James Blake singles chronology
| "The First Time Ever I Saw Your Face" (2020) | "Say What You Will" (2021) | "Life Is Not the Same" (2021) |

Music video
- "Say What You Will" on YouTube

= Say What You Will (song) =

2021 single by James Blake

"Say What You Will" is a song by English singer-songwriter and electronic music producer James Blake. It was written by Blake, Dominic Maker and Josh Stadlen. Its production was handled by Blake with co-producer Dominic Maker and additional production from Josh Stadlen and Jameela Jamil. The song was released on 22 July 2021 through Republic and Polydor Records, as the lead single from Blake's fifth studio album Friends That Break Your Heart.

==Composition==
Upon its release, Blake revealed that the song was about "finding peace with who you are and where you're at regardless of how well other people seem to be doing, and the endless feeling of comparison."

On his album commentary with Apple Music, Blake noted the track as "favorite song written in years". He further added:

"It's the song that carries the most meaning in terms of my overall life. It’s more representative of my headspace as a whole, and I like songs that have a wider commentary baked into them. I was pleased with the reaction to it because I really tried to communicate where I am right now in an authentic way. At this point in my career, it can't be any other way. The formula to putting a song out has never changed. A good song will out in every single scenario. It needs to resonate with people, or it will disappear. And I know that feeling—I have released songs that for whatever reason have not resonated with people."

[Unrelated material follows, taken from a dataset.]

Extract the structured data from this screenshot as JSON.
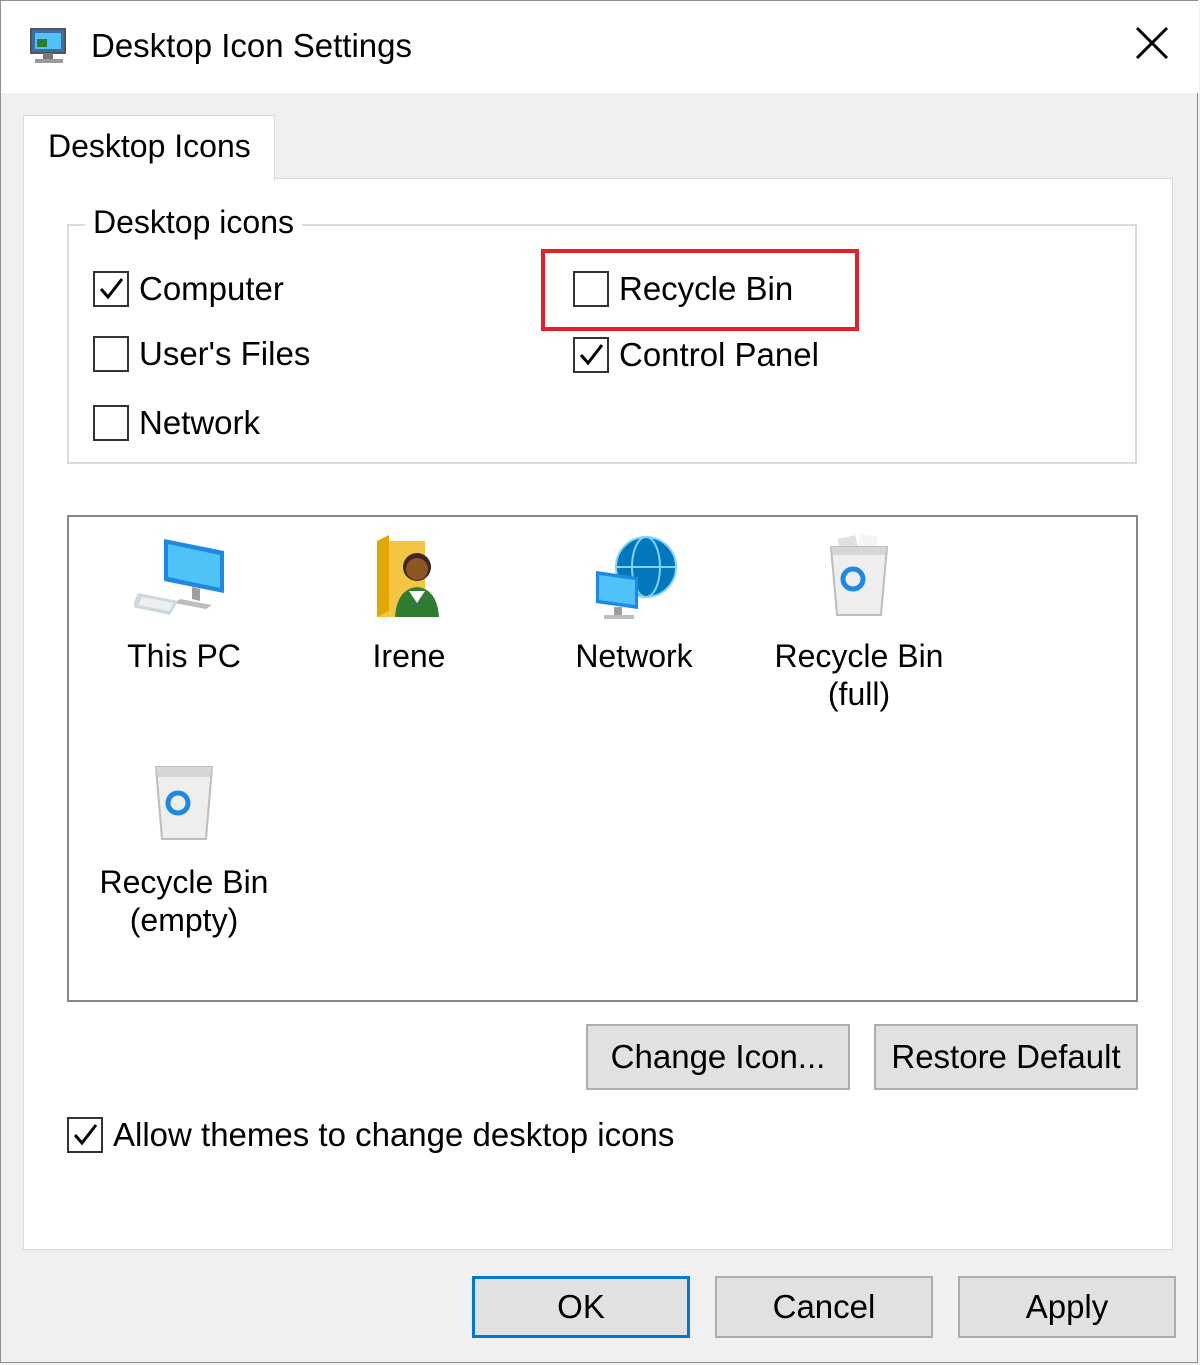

Kitty Empire of The Guardian called the song as "a mellow anthem about self-worth". Andrew Ryce of Resident Advisor described the track as "an elegant and hopeful song about self-acceptance". Ella Kemp of NME called the track found Blake "at peace with potential haters, relishing criticism and setting himself free by choosing, quite simply, not to care anymore".

==Release==
Blake announced the single on his Instagram, by sharing a photo of himself in front of a spread of magazines with music video co-star Finneas' face on the covers. "Say What You Will" premiered on BBC Radio 1's Future Sounds with Annie Mac.

==Reception==
"Say What You Will" received generally positive reviews from music critics. Andrea Cleary of The Irish Times praised Blake's vocal performances and compared it to Minnie Riperton. Nathan Evans of Clash called the track "shows off the magic trick Blake's perfected by now" and commended Blake's vocal performances, described it as "unsettingly beautiful". David Smyth of Evening Standard noted Blake's vocal experimentation on the song. Shaad D'Souza of Pitchfork called the song as the most "arresting" track of its parent album Friends That Break Your Heart.

==Music video==
An accompanying music video for "Say What You Will" was uploaded to Blake's official YouTube channel on 22 July 2021. It was directed by Bear Damen. The video stars singer and actor Finneas, alongside Blake. In the video, Blake dramatizes his inferiority complex opposite Finneas.

==Live performances==
Blake performed the track for the first time as an unreleased song during a concert at the Harvey Theater in Brooklyn, New York, United States on 17 December 2019. He also performed it during an Instagram Live session on 6 April 2020.

After the single release, Blake performed "Say What You Will" on the late-night talk show Jimmy Kimmel Live! on 16 September 2021. He also included the song on the setlist of his Friends That Break Your Heart Tour (2021).